Besonders im Focus steht dabei Virginia Storm, als einem von sieben Startern im zur Gruppe III zählenden Dreamgirl Fürstenberg-Rennen für dreijährige und ältere Pferde (55.000 Euro – 2.400 Meter). Während das Gestüt Auenquelle nach dem Vorjahressieg durch Adrian als Titelverteiger antritt, peilt Trainer Henk Grewe nach Be my Sheriff 2020 und wie geschrieben Adrian im Vorjahr, jetzt sogar den Hattrick in dieser Prüfung an.
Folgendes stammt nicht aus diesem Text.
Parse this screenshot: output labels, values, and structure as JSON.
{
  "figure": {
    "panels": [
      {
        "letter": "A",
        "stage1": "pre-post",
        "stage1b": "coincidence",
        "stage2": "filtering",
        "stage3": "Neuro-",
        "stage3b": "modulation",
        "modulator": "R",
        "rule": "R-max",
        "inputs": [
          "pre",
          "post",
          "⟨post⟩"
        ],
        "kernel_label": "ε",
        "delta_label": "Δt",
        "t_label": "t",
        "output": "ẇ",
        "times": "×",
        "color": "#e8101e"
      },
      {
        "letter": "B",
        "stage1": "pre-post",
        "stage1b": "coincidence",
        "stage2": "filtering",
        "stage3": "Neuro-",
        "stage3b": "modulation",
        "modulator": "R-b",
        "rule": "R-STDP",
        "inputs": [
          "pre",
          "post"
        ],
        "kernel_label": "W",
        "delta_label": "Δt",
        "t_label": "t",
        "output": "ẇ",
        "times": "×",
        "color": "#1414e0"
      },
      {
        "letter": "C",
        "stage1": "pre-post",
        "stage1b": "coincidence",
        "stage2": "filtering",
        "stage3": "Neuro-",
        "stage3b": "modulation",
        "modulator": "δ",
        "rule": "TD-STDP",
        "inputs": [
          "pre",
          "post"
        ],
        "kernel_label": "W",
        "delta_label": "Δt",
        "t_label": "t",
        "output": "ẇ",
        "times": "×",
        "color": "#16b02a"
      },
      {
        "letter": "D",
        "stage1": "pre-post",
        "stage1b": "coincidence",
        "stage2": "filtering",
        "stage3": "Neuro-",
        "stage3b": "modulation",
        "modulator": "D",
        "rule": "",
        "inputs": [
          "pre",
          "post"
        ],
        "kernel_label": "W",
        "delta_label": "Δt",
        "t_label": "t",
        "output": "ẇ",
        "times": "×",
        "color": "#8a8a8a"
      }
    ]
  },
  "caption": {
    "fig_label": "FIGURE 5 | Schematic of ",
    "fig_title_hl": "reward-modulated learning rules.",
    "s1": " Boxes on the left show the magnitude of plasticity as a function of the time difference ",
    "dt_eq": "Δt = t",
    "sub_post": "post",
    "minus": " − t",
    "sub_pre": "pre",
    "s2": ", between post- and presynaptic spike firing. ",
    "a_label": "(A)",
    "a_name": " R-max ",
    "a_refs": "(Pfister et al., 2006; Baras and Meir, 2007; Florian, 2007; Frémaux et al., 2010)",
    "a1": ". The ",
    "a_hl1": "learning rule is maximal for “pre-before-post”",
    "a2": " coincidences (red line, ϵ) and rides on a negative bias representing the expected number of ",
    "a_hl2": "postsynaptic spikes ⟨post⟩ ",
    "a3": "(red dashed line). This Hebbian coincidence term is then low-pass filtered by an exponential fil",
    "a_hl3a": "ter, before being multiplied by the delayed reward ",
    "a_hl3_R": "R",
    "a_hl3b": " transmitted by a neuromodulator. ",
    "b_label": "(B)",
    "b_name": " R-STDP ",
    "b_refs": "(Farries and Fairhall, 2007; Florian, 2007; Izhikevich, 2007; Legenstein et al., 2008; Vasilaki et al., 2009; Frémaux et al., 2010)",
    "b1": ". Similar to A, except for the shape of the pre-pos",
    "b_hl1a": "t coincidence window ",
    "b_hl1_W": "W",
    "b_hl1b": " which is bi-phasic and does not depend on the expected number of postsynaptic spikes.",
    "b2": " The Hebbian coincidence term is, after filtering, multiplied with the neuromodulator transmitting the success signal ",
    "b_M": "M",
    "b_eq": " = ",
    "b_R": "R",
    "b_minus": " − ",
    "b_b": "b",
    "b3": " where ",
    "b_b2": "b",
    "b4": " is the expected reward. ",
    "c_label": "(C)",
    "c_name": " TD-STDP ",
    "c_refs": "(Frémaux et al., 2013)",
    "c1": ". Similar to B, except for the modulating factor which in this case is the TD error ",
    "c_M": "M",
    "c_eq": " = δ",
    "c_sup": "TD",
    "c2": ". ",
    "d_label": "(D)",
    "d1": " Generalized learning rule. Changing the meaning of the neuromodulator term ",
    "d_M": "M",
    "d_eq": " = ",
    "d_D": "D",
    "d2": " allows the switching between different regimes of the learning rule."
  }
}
Der Soldier Hollow – Sohn zählte zwei- und dreijährig mit seinen Placierungen im Ratibor-Rennen sowie Bavarian Classic zur Jahrgangsspitze, ehe er nach Rang 14 im Derby wegen einer kleinen Verletzung länger pausieren mußte. Die arbeitsfreie Zeit hat er aber bestens genutzt,  sich besser denn je zurückgemeldet und vorallem von Start zu Start gesteigert präsentiert. Nach den Plätzen Sechs im Grand Prix Aufgalopp und Drei im Preis von Dahlwitz, lief er auf Gruppe II Niveau zu großen Form auf. So mußte er im Großer Preis der Badischen Wirtschaft nur Adler Adler vor sich dulden und  galoppierte auch im Hansa Preis hinter Torquator Tasso und Northern Ruler erneut Gruppe -Blacktype ein. Tritt jetzt wieder eine Klasse tiefer mit der höchsten Marke an und hat den überfälligen ersten Gruppe-Treffer im Visier, wobei ihm etwas weicher Boden durchaus helfen würde.

Ein Ausgleich II für dreijährige und ältere Pferde über die Meile ist dagegen das Ziel von Night Ocean für das Gestüt Winterhauch. Der Amaron – Sohn ist ein bisher dreifacher Sieger, war im Vorjahr mit guten Leistungen in Auktionsrennen unterwegs und galoppierte dabei seinen bisher größten Treffer im Hamburger Auktionsrennen über 1.600 Meter und den Stallgefährten Surin Beach ein. Er soll sich in dieser Saison und nach einer halbjährigen Pause, durch die Handicaps in bessere Aufgaben steigern.  Bei seinen bisherigen drei Auftritten konnte er zwar noch nicht ganz überzeugen, zog sich aber mit zwei fünften Plätzen und zuletzt Rang Vier in Hamburg nicht übel aus der Affaire. Jetzt hofft man natürlich, daß endlich der sprichwörtliche Knoten platzt und er auf die Siegerstraße zurück findet.